Über das Kehren

Das ist also der Beginn meiner Kehrwoche. Ich heisse alle Mitlesenden herzlich willkommen!


Am Wochenende habe ich mich gefragt, was denn nun schreiben, womit beginnen? Ziemlich unspektakulär habe ich mich an ungeliebte Jugendtage erinnert, wo es Samstags Hof und Strassenrand zu fegen galt, Kehrwoche eben. Kennzeichen jener häuslichen Kehrwoche war damit vor allem, den eigenen Dreck wegzukehren und somit nach aussen hin den Anblick einer sauberen, aufgeräumten Behausung zu geben. Den aber widerspricht, wie mir scheint, die Carl-Auer-Kehrwoche: Egal, was denn nun gekehrt werden mag, weggekehrt ist es danach ja nicht, im Gegenteil: Die Dinge werden hervorgekehrt und vielleicht müssen es auch nicht notwendig nur der ganz private, eigene „Dreck“, die eigenen Angelegenheiten, sein, sondern auch öffentliche Dinge.

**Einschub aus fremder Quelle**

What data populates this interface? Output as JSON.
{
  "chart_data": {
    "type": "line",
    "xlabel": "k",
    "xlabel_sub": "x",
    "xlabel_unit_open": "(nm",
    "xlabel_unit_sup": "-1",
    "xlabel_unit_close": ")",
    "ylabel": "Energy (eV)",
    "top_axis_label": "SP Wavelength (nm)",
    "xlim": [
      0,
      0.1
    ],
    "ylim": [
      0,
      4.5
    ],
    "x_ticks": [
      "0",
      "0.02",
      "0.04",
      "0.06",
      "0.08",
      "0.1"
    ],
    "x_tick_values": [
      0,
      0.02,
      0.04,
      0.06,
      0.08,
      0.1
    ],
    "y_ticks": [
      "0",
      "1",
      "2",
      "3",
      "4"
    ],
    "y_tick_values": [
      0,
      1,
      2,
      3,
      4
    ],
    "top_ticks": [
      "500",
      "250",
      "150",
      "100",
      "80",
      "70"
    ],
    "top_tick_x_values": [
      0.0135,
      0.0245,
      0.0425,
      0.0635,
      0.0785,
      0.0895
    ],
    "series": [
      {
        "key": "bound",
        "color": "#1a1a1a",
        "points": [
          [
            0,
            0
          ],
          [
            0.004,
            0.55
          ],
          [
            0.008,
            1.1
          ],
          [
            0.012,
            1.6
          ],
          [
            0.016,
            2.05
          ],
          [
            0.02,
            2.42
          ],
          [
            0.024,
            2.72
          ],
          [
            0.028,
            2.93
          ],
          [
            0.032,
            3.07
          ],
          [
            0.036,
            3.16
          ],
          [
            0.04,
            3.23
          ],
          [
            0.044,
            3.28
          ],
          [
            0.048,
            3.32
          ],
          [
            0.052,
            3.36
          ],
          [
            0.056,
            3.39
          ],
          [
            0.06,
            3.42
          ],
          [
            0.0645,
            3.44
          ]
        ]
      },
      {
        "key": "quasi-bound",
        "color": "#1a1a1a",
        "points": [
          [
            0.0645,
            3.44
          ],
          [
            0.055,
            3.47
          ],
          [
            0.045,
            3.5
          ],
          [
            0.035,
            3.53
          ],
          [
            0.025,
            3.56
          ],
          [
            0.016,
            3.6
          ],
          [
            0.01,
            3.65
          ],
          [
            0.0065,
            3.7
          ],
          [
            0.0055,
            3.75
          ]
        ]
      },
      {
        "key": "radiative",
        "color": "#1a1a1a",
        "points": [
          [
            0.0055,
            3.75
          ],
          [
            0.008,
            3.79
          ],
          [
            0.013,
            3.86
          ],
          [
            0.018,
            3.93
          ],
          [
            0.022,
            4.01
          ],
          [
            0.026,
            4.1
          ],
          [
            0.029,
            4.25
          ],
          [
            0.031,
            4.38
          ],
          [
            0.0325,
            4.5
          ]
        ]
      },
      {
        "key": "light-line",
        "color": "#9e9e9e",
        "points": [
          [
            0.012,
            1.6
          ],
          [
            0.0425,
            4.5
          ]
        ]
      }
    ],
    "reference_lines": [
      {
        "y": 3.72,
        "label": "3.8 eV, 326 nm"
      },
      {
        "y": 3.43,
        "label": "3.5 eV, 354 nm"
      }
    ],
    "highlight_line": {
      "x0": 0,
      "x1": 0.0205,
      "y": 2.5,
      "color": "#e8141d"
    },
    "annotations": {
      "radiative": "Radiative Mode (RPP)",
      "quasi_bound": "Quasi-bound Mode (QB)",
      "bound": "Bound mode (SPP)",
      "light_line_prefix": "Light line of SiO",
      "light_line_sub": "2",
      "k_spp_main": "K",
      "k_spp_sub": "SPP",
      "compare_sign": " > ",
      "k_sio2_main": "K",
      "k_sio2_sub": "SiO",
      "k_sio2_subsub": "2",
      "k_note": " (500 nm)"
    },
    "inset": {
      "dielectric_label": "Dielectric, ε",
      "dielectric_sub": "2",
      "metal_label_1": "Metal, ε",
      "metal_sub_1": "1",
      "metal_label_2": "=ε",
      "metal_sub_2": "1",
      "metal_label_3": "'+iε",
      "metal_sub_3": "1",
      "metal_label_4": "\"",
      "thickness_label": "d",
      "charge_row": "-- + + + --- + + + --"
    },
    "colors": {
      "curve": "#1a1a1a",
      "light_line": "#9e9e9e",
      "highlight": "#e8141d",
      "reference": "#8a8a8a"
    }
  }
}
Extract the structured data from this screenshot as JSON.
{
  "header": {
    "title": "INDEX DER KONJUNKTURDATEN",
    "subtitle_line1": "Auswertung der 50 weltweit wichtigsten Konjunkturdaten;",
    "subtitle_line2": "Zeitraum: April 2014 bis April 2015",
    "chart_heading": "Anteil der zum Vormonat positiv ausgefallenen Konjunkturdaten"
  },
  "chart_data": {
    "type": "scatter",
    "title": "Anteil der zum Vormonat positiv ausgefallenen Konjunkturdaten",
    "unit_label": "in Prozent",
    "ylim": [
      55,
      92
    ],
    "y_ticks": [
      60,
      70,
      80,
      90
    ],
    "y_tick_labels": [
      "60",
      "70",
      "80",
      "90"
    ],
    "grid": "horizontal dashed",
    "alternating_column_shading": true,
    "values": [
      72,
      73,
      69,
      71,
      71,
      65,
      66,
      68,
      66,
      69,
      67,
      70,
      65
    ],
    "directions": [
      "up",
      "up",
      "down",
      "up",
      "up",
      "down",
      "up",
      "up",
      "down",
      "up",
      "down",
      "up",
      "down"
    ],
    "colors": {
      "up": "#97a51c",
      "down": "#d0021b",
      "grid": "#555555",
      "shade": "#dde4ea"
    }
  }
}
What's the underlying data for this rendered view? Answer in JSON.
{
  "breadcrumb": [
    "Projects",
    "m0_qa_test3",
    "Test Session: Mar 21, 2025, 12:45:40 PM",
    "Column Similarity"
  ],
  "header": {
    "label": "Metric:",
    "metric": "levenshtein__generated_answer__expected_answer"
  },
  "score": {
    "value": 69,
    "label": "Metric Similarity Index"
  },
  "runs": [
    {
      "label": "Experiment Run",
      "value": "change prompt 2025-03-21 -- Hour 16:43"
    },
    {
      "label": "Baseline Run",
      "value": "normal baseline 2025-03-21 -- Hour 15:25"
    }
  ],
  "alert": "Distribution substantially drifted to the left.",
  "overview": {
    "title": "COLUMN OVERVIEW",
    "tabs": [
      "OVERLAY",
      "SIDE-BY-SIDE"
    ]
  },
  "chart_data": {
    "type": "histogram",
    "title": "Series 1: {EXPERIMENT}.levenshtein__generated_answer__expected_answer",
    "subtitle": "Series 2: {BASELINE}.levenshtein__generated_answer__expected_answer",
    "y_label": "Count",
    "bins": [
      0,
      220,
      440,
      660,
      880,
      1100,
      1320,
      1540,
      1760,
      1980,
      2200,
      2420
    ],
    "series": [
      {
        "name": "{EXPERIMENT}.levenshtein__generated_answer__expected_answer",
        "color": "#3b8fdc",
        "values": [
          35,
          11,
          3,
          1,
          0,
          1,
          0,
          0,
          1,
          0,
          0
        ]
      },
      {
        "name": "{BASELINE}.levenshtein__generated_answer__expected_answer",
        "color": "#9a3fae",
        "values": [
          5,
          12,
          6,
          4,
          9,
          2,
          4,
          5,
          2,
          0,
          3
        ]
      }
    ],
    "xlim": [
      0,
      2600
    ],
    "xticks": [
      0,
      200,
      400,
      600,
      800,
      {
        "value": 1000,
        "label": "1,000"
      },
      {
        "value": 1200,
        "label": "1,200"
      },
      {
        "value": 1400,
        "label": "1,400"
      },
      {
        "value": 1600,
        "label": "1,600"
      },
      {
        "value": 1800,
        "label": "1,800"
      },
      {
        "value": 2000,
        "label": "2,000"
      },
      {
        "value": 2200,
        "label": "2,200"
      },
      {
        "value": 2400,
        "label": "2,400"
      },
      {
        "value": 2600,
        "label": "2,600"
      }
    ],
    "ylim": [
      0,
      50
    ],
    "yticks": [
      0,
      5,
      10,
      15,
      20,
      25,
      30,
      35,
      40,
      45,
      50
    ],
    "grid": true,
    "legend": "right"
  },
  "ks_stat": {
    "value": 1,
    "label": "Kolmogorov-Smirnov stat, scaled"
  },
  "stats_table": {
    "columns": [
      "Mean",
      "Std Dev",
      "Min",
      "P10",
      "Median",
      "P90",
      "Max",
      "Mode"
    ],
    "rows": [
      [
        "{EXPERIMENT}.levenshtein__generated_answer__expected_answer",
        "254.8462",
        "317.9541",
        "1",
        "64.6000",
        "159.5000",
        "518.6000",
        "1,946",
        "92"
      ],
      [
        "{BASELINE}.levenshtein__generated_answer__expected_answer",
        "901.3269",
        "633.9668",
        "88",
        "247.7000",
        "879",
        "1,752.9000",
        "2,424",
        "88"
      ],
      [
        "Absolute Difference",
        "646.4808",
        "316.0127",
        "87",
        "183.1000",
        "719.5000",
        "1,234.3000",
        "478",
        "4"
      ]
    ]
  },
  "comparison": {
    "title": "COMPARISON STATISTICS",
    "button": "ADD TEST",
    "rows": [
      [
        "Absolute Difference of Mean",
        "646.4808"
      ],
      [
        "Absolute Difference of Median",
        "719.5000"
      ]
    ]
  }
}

In diesem Sinne eröffne ich meine Kehrwoche mit einer kleinen Kehre zurück. Ich frage mich zur Zeit, wie sehr unsere Alltagsstrategien, unsere Weltanschauungsweisen und unsere Umgangsweisen miteinander mit früheren Lernerfahrungen verknüpft sind. Das heisst für mich natürlich als zeitweiligen Batesonleser und -schreiber, wie sehr kindliches Lernen II, also das Lernen von Situationen und Kontexten, im Erwachsenen weiter fortlebt. Das meint sicherlich nicht unbedingt das „Kind im Manne“ oder das „Kind in der Frau“, sondern ist vielmehr eher in einer strukturellen Hinsicht zu verstehen im Sinne von Weisen der Weltordnung.


Dabei fällt mir auf, dass wir zumindest in unseren Redensarten eher Kinder in Männern vermuten als Kinder in Frauen; bzw. in letzteren dann eher Kinder tatsächlich anwachsen, in ersteren dagegen habituell zu verharren scheinen. Ist das tatsächlich so? Oder kennt jemand diese Redensart auch anders? Ich kenne eigentlich eben nur das Kind im Manne. Nun aber: Welcher lesende Mann würde denn verneinen, dass es ein „Kind im Manne“ gäbe und welche lesende Frau würde einstimmen, „Ja, in mir ist auch ein Kind und das hat definitiv nichts mit Schwangerschaft zu tun“? Warum die Frage? Vermutlich, weil ich beim Kind ans Spielen denke, obwohl diese Entsprechung ja gar nicht so ganz stimmt. Erwachsene Säugetiere spielen ja offensichtlich ebenso gerne wie erwachsene Menschen. Und beim Erwachsenen boomt ja die Spielebranche – Hauptnutzer diverser Online-Computerspiele sind ja offensichtlich eher die Dreissigjährigen als die Fünfzehnjährigen. Aber die eigentliche Frage bei all diesem, wie sie mir die ganze Zeit über im Hinterkopf schon herumgeistert, lautet: Was hat das alles mit weltweit agierenden Politikern einer gewissen Supermacht zu tun? Ist doch irgendwie komisch, da macht ein jeder einen Führerschein, wenn er Auto fahren möchte, aber wenn jemand einen Staat lenken will, genügt es (z.B. in den USA), dass er einen ordentlichen Lebenswandel führte (was immer das auch sei) und dass er genügend Finanzgeber für Wahlkämpfe und am Ende genügend Stimmen für sich versammeln konnte. Oder dass er (oder sie) sich parteiintern irgendwie durchsetzte und somit „bewährte“. Wenn das eine politische Fahrprüfung ist, kann es kaum verwundern, dass wir uns so häufig über unsere Politiker in Nah und Fern verwundern.


Damit ist ein bisschen etwas hervorgekehrt. Jetzt liegt es also gewissermassen auf der Strasse. Tatsächlich: Kehrwoche verkehrt. Ob das gut ist?